Health Food Trends in 2021

In a year when our lives are once more turned upside down, our health and well-being are at the forefront of our thoughts for the foreseeable future. Our eating and drinking habits have changed accordingly with foodie trends that enhance immunity and keep us healthy of much importance!

So, what will the year ahead deliver more of then? Many of us, including myself, did not follow as healthy a diet, as we could have last year, takeaways and comfort eating was too much of a temptation. So in a New Year we get the chance to try a bit harder to eat a healthier diet! There are a few new-ish trends that can give you a dietary kickstart.

Postbiotics-The latest player in the gut- health game is postbiotics, how are these different to probiotics? Well, postbiotics are the metabolites (or end products) of the fermentation that goes on in the gut by probiotics. They have being studied for anti-inflammatory and antioxidant benefits and may also help bolster the immune system. These are found in some of the same foods that contain probiotics, such as kefir, sauerkraut, sourdough bread and kimchi. The main difference is they’re not alive, so can be used in more ways than live probiotics and even added to our food products.

Home Coffee’s-Not always seen as good for you, coffee is having a healthier make-over. As many of us are still working from home and are making our own drinks instead of buying at the local coffee shop, a cup of instant Nescafe just won’t cut it anymore. Recent surveys have found that 45% of respondents were using a new coffee brewing method at home compared to 2019 with a similar amount of people indicating an interest in improving their home- brewing skills.  Which Magazine reviewed electrical and hand-held Frothers recently. Consumers have been using more indulgent creamers and syrups. Sales of plant-based creamers rose buy 30% percent in 2019 and oat, rice and soya milk has been produced specially for the coffee market. Younger consumers like to experiment with flavours to replicate healthier custom-takeaway drinks. For a healthier hit try turmeric latte or matcha latte, which are easily made at home. You can also mix and match your favourite spices like cinnamon and ginger and use honey to sweeten your drink.

AI Created Food-Artificial intelligence is helping food companies create things we could have only dreamed of a couple of years ago. In particular in dairy- free and Vegan products that taste just like the real thing. Like a non-dairy milk that behaves like dairy milk (it froths, foams and blends like dairy) but is made from pea protein, cabbage juice, pineapple juice and other plant ingredients.

Micro Greens-These are not exactly new, but consumer appetite for them is at an all-time high and they are mainstreaming. These tiny shoots are the baby counterparts of plants like carrots and broccoli. You may have enjoyed microgreens at a high-end restaurant in the past, but now you can find them at the supermarket. They are not only colourful but loaded with nutrients and can be easily added to salads and smoothies. These can be grown at home, in a garden or on a windowsill. Home- Growing is also trending in 2021.

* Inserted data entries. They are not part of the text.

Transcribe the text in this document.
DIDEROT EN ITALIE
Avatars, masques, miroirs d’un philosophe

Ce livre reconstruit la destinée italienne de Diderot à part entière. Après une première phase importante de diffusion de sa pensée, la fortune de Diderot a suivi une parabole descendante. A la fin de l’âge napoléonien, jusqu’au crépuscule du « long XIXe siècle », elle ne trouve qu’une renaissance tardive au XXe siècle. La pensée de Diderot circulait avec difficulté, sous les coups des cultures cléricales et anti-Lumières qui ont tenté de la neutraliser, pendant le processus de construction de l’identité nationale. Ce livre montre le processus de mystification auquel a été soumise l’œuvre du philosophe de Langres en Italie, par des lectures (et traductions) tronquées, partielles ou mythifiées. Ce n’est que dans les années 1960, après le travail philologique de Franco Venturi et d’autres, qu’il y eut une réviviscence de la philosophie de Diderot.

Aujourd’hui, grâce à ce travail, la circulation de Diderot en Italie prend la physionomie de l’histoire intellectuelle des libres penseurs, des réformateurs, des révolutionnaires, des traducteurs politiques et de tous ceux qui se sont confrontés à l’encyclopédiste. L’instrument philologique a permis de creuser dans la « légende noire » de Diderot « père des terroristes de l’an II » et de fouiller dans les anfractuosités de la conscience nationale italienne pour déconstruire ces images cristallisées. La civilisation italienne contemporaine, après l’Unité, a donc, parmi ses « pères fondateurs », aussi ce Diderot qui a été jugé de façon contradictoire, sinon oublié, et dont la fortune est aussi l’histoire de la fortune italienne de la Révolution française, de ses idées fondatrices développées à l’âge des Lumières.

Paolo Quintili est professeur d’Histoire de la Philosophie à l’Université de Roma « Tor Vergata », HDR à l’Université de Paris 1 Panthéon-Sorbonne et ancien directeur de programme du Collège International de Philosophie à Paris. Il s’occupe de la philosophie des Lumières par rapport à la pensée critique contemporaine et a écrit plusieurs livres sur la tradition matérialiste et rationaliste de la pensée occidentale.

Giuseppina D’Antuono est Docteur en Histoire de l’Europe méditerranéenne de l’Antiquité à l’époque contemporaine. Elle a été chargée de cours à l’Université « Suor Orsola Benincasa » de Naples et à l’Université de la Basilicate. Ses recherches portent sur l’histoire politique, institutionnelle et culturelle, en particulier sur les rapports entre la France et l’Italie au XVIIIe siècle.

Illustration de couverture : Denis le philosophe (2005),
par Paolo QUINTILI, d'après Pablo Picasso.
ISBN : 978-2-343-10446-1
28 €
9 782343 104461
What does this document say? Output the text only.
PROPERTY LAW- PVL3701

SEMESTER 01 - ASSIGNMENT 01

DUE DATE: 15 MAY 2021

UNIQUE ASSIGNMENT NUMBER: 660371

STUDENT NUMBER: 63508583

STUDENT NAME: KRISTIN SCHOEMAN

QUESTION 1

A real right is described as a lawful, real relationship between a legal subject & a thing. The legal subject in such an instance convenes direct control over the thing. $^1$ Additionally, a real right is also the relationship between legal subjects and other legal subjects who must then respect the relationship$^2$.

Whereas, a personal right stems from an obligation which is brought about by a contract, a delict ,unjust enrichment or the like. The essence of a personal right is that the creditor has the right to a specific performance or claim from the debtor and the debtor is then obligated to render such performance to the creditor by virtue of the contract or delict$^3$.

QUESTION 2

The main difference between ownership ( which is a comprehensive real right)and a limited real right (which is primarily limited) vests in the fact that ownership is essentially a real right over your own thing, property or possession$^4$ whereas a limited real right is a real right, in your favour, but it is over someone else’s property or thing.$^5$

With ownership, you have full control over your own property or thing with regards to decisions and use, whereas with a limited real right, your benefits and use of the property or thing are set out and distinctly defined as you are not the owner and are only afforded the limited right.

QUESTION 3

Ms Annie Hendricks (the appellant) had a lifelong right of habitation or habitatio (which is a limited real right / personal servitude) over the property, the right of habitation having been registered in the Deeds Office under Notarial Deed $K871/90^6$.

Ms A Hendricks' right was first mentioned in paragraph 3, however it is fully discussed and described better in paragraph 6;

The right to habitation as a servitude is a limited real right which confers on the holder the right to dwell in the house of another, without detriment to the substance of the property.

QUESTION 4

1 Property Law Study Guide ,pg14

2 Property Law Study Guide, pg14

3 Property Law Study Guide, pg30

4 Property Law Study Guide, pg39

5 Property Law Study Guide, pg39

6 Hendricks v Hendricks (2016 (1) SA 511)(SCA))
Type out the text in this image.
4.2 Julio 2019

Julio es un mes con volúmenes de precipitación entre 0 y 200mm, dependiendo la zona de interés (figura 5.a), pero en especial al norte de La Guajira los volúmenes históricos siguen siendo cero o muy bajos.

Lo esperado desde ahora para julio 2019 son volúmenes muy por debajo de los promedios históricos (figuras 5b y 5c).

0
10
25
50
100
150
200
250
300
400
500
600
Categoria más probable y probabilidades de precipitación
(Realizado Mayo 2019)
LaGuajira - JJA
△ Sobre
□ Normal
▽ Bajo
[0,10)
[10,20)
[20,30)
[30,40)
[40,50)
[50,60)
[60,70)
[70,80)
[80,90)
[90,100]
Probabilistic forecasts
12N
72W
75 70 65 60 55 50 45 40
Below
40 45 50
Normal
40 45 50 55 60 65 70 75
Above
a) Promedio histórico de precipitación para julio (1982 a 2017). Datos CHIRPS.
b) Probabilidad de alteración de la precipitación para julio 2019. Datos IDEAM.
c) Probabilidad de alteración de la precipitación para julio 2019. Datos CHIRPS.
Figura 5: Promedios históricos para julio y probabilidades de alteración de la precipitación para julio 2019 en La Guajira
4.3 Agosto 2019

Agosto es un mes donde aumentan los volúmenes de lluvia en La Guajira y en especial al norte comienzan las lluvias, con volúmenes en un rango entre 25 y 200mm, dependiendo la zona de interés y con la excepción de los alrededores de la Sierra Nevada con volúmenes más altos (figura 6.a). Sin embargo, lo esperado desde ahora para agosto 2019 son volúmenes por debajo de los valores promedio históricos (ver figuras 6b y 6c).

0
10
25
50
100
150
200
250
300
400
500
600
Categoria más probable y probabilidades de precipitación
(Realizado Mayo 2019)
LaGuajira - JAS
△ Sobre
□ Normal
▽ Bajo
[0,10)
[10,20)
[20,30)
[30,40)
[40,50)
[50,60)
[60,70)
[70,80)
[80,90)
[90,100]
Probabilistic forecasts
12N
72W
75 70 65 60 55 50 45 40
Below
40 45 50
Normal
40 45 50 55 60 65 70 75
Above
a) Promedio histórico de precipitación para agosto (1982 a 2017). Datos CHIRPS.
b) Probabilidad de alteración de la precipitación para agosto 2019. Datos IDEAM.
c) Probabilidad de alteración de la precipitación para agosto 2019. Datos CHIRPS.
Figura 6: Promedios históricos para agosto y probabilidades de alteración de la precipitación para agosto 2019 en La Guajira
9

Kelp– Seaweed has been traditionally used in Japanese, Korean and Chinese cuisine for thousands of years. Nutritionally kelp is a sustainable superfood, offering several minerals, including calcium, and B vitamins in each serving and environmentally it cleans the water by removing the nutrients that cause algae blooms. Added to smoothies and broths, it gives an extra health boost.

Foods That Fight Climate Change– Food production is a significant contributor to climate change, accounting for a quarter of global greenhouse gas emissions. So, our food choices can help to counteract the effects of climate change. Simply swapping meat for plant-based food like beans one day a week can make a huge difference on your personal environmental impact. Locally, organically grown crops like vegetables have a lower carbon footprint. Consuming produce when it’s readily available saves energy from production and transportation costs because it didn’t have to be shipped from a faraway country. So seasonal cooking is the way to go. Better still grow your own!

Home- Made Condiments– As the pandemic stretches on, consumers are missing their favourite restaurant foods and are trying to replicate these flavours at home. This has led to an increased demand for authentic sauces, chutneys, and seasoning blends that home cooks can use to make restaurant- worthy dishes. With so many people stuck at home, they are rediscovering the joys of cooking.  Small companies producing: spices and condiments have been a huge pandemic hit and making chutneys at home is also becoming popular as these can be free from additives and artificial colours so are healthier as well as tastier than the usual shop bought.

All of these trending foods can be added to your diet with relative ease and I noticed the move away from strange and wacky, designer foodie trends in favour of simple foods that can actually benefit your health and also that of the planet. What next I wonder?